I’d have come out clean if I wasn’t impersonating a felled tree. Liam’s shove had caught me right between the shoulder blades, upsetting my center of balance. My head snapped forward, my hair flew. My mane—such as it is—slid over the mirror and got caught.

I cried out.

And things went briefly gray. Too much pain. Too many hurts.

It’s a bad feeling falling backward, knowing you’re bristling with a bolt. Mostly because under the right circumstances (example: the potential for body injury) the same brain that can’t make up its mind whether it wants to supersize the fry order proves itself perfectly capable of working faster than a computer. “You know that bolt?” it inquires. “It’s going to be the first thing to kiss the pavement. And that, my dear friend, will feel comparable to being crossbowed all over again.”

Shit.

“You may,” it says dourly. “Particularly since the sharp end won’t be the first thing to meet the ground. It will be the
other
end.”

It’s just too damn bad you figure out all of that before you have a chance to put your hands up to break your fall.

Not the feathered end. Please, not the—

On impact, an exquisitely awful blast of agony shuddered through me, robbing me for 2.2 seconds of the ability to breathe, to scream, to even think. Then I did an inhale and wished, with every strand of my outraged nerves, that I hadn’t.

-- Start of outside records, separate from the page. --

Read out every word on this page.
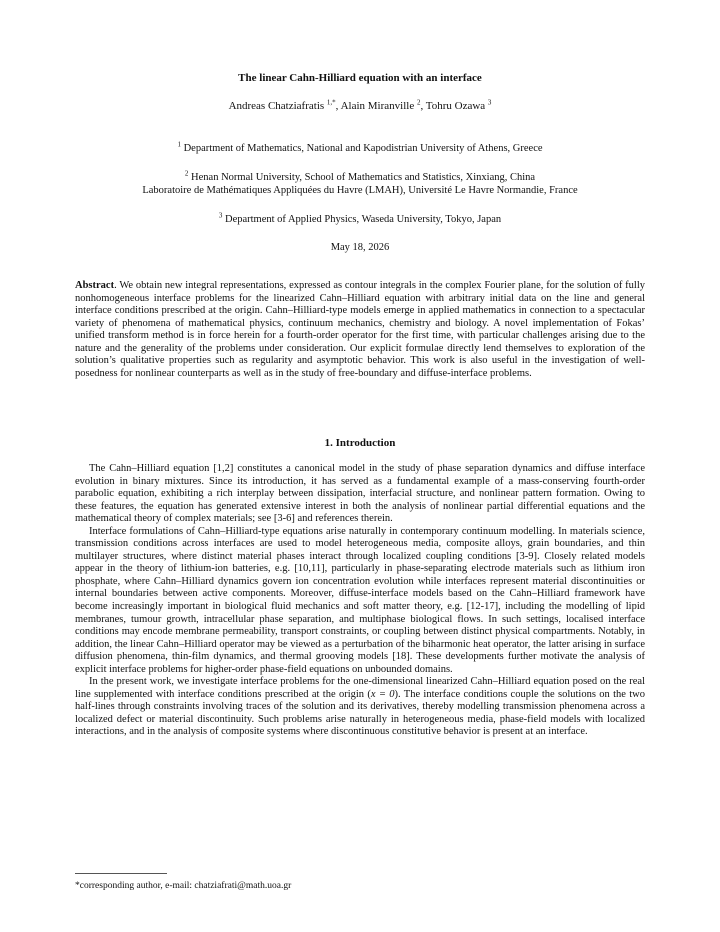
The linear Cahn-Hilliard equation with an interface
Andreas Chatziafratis $^{1,*}$, Alain Miranville $^2$, Tohru Ozawa $^3$
$^1$ Department of Mathematics, National and Kapodistrian University of Athens, Greece
$^2$ Henan Normal University, School of Mathematics and Statistics, Xinxiang, China
Laboratoire de Mathématiques Appliquées du Havre (LMAH), Université Le Havre Normandie, France
$^3$ Department of Applied Physics, Waseda University, Tokyo, Japan
May 18, 2026
Abstract. We obtain new integral representations, expressed as contour integrals in the complex Fourier plane, for the solution of fully nonhomogeneous interface problems for the linearized Cahn–Hilliard equation with arbitrary initial data on the line and general interface conditions prescribed at the origin. Cahn–Hilliard-type models emerge in applied mathematics in connection to a spectacular variety of phenomena of mathematical physics, continuum mechanics, chemistry and biology. A novel implementation of Fokas’ unified transform method is in force herein for a fourth-order operator for the first time, with particular challenges arising due to the nature and the generality of the problems under consideration. Our explicit formulae directly lend themselves to exploration of the solution’s qualitative properties such as regularity and asymptotic behavior. This work is also useful in the investigation of well-posedness for nonlinear counterparts as well as in the study of free-boundary and diffuse-interface problems.
1. Introduction

The Cahn–Hilliard equation [1,2] constitutes a canonical model in the study of phase separation dynamics and diffuse interface evolution in binary mixtures. Since its introduction, it has served as a fundamental example of a mass-conserving fourth-order parabolic equation, exhibiting a rich interplay between dissipation, interfacial structure, and nonlinear pattern formation. Owing to these features, the equation has generated extensive interest in both the analysis of nonlinear partial differential equations and the mathematical theory of complex materials; see [3-6] and references therein.

Interface formulations of Cahn–Hilliard-type equations arise naturally in contemporary continuum modelling. In materials science, transmission conditions across interfaces are used to model heterogeneous media, composite alloys, grain boundaries, and thin multilayer structures, where distinct material phases interact through localized coupling conditions [3-9]. Closely related models appear in the theory of lithium-ion batteries, e.g. [10,11], particularly in phase-separating electrode materials such as lithium iron phosphate, where Cahn–Hilliard dynamics govern ion concentration evolution while interfaces represent material discontinuities or internal boundaries between active components. Moreover, diffuse-interface models based on the Cahn–Hilliard framework have become increasingly important in biological fluid mechanics and soft matter theory, e.g. [12-17], including the modelling of lipid membranes, tumour growth, intracellular phase separation, and multiphase biological flows. In such settings, localised interface conditions may encode membrane permeability, transport constraints, or coupling between distinct physical compartments. Notably, in addition, the linear Cahn–Hilliard operator may be viewed as a perturbation of the biharmonic heat operator, the latter arising in surface diffusion phenomena, thin-film dynamics, and thermal grooving models [18]. These developments further motivate the analysis of explicit interface problems for higher-order phase-field equations on unbounded domains.

In the present work, we investigate interface problems for the one-dimensional linearized Cahn–Hilliard equation posed on the real line supplemented with interface conditions prescribed at the origin (x = 0). The interface conditions couple the solutions on the two half-lines through constraints involving traces of the solution and its derivatives, thereby modelling transmission phenomena across a localized defect or material discontinuity. Such problems arise naturally in heterogeneous media, phase-field models with localized interactions, and in the analysis of composite systems where discontinuous constitutive behavior is present at an interface.

*corresponding author, e-mail: chatziafrati@math.uoa.gr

Sweet pea scent oozed from my shoulder.

I must be bleeding again.

Was it a call to arms? The speck of dull glitter on my knuckle sparked bright. And then another spitfire—tinier than a scintilla’s wink—twinkled at me from the nap of my shirt. My magic was reviving?

Come to me. I need all parts of me.

A well-shod foot thrust open the vehicle’s door. The shooter slid out, took three long strides, raised her gun and aimed. Bang. Bang. A short pause to adjust aim as Liam pitched forward, and … a final bang.

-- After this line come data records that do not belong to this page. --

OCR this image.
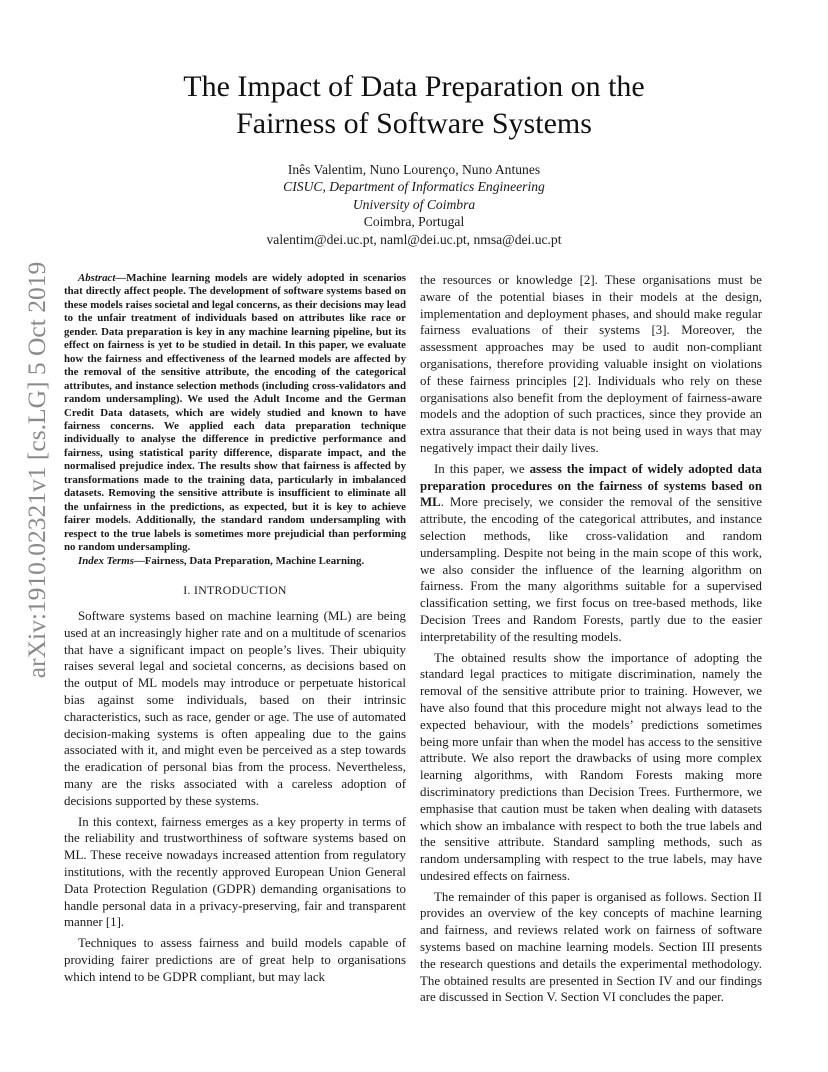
arXiv:1910.02321v1 [cs.LG] 5 Oct 2019
The Impact of Data Preparation on the
Fairness of Software Systems
Inês Valentim, Nuno Lourenço, Nuno Antunes
CISUC, Department of Informatics Engineering
University of Coimbra
Coimbra, Portugal
valentim@dei.uc.pt, naml@dei.uc.pt, nmsa@dei.uc.pt

Abstract—Machine learning models are widely adopted in scenarios that directly affect people. The development of software systems based on these models raises societal and legal concerns, as their decisions may lead to the unfair treatment of individuals based on attributes like race or gender. Data preparation is key in any machine learning pipeline, but its effect on fairness is yet to be studied in detail. In this paper, we evaluate how the fairness and effectiveness of the learned models are affected by the removal of the sensitive attribute, the encoding of the categorical attributes, and instance selection methods (including cross-validators and random undersampling). We used the Adult Income and the German Credit Data datasets, which are widely studied and known to have fairness concerns. We applied each data preparation technique individually to analyse the difference in predictive performance and fairness, using statistical parity difference, disparate impact, and the normalised prejudice index. The results show that fairness is affected by transformations made to the training data, particularly in imbalanced datasets. Removing the sensitive attribute is insufficient to eliminate all the unfairness in the predictions, as expected, but it is key to achieve fairer models. Additionally, the standard random undersampling with respect to the true labels is sometimes more prejudicial than performing no random undersampling.

Index Terms—Fairness, Data Preparation, Machine Learning.

I. INTRODUCTION

Software systems based on machine learning (ML) are being used at an increasingly higher rate and on a multitude of scenarios that have a significant impact on people’s lives. Their ubiquity raises several legal and societal concerns, as decisions based on the output of ML models may introduce or perpetuate historical bias against some individuals, based on their intrinsic characteristics, such as race, gender or age. The use of automated decision-making systems is often appealing due to the gains associated with it, and might even be perceived as a step towards the eradication of personal bias from the process. Nevertheless, many are the risks associated with a careless adoption of decisions supported by these systems.

In this context, fairness emerges as a key property in terms of the reliability and trustworthiness of software systems based on ML. These receive nowadays increased attention from regulatory institutions, with the recently approved European Union General Data Protection Regulation (GDPR) demanding organisations to handle personal data in a privacy-preserving, fair and transparent manner [1].

Techniques to assess fairness and build models capable of providing fairer predictions are of great help to organisations which intend to be GDPR compliant, but may lack

the resources or knowledge [2]. These organisations must be aware of the potential biases in their models at the design, implementation and deployment phases, and should make regular fairness evaluations of their systems [3]. Moreover, the assessment approaches may be used to audit non-compliant organisations, therefore providing valuable insight on violations of these fairness principles [2]. Individuals who rely on these organisations also benefit from the deployment of fairness-aware models and the adoption of such practices, since they provide an extra assurance that their data is not being used in ways that may negatively impact their daily lives.

In this paper, we assess the impact of widely adopted data preparation procedures on the fairness of systems based on ML. More precisely, we consider the removal of the sensitive attribute, the encoding of the categorical attributes, and instance selection methods, like cross-validation and random undersampling. Despite not being in the main scope of this work, we also consider the influence of the learning algorithm on fairness. From the many algorithms suitable for a supervised classification setting, we first focus on tree-based methods, like Decision Trees and Random Forests, partly due to the easier interpretability of the resulting models.

The obtained results show the importance of adopting the standard legal practices to mitigate discrimination, namely the removal of the sensitive attribute prior to training. However, we have also found that this procedure might not always lead to the expected behaviour, with the models’ predictions sometimes being more unfair than when the model has access to the sensitive attribute. We also report the drawbacks of using more complex learning algorithms, with Random Forests making more discriminatory predictions than Decision Trees. Furthermore, we emphasise that caution must be taken when dealing with datasets which show an imbalance with respect to both the true labels and the sensitive attribute. Standard sampling methods, such as random undersampling with respect to the true labels, may have undesired effects on fairness.

The remainder of this paper is organised as follows. Section II provides an overview of the key concepts of machine learning and fairness, and reviews related work on fairness of software systems based on machine learning models. Section III presents the research questions and details the experimental methodology. The obtained results are presented in Section IV and our findings are discussed in Section V. Section VI concludes the paper.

That’s when the impossible happened.

His body exploded.

Literally. From the inside, as if he’d swallowed a pound of C-4. A blowout of skin, sinew, and bone. I shielded my eyes as gore pit-pattered on the hood of Ryan’s car. The rainfall of Liam parts was mercifully brief. Something soft and light fell on the web of my fingers. I peeked.

A feather?

A long black crow feather?

My gaze slid to the epicenter of yuck. A huge bird—dark as a piece of wet jet—shook its wings, the way I’d shake an umbrella after a heavy deluge.

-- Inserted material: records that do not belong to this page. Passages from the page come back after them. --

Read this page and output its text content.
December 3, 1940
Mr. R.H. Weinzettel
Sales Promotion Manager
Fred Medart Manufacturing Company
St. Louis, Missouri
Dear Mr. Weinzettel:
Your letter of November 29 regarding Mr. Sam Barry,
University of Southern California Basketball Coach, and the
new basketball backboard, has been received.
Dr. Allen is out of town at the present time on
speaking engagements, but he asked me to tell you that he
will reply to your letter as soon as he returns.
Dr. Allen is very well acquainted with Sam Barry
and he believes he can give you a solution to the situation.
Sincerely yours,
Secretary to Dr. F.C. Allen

Liam’s a bird? Am I seeing that? Or am I hallucinating that?

The crow erupted into flight. He—it—could have flown in any direction. The trees, the sky … but it swooped toward me. I rolled onto my hip with a stifled scream—
Goddess, stop the hurting
—burying my head under my elbow and doing my best to tighten into a snail.
Don’t take me like a mouse from a field.
A sharp talon dragged itself along my exposed cheek, caught a strand of limp hair and tore it free. Then the bird wheeled away with a terrible scream. He—it—did a circle high above me, its cry loud and shrill.

Horrifying.

I watched it go. Thoughts suspended. The smell of cordite pinched my nostrils.

A tiny flicker of jade-green light glittered over me.
Isn’t that nice. A piece of my magic’s found its way home.
Another one joined it. Twins. Ah, now a cloud. Green. Shiny. Bright. My magic hovered over me, forming a low blanket of protection, if one was to subscribe to the idea of my Fae talent having any softer dimensions.

“Open your mouth,” pleaded Fae-me. “Bring us home.”

Okay.

I unhinged my jaw, and my magic funneled back down my throat. It warmed me, and heated my insides, as welcome as warm chocolate on a wet fall day. I held my lips wide until every particle of light was consumed, then swallowed.

“Better,” murmured my Fae.

Uh-huh.

My gaze slowly—achingly, disbelievingly—slid to my left.

My rescuer stood under moonlight. Her clothing was in dreadful disarray. Her wig was askew. In the gloomy light, her hair color looked brown, maybe black, but to my eyes … I saw fire. The glorious vermilion, the wondrous golden, and the royal blue of the flames from which the phoenix rises.

“Darling,” Cordelia said. “Were we late?”

 

Chapter Sixteen

The world blurred. There she was standing by the car, smelling of perfume, and blood, and home. “You’re dead,” I said flatly. Ghosts all around me. In the cemetery, and now—right here in front of my watering eyes.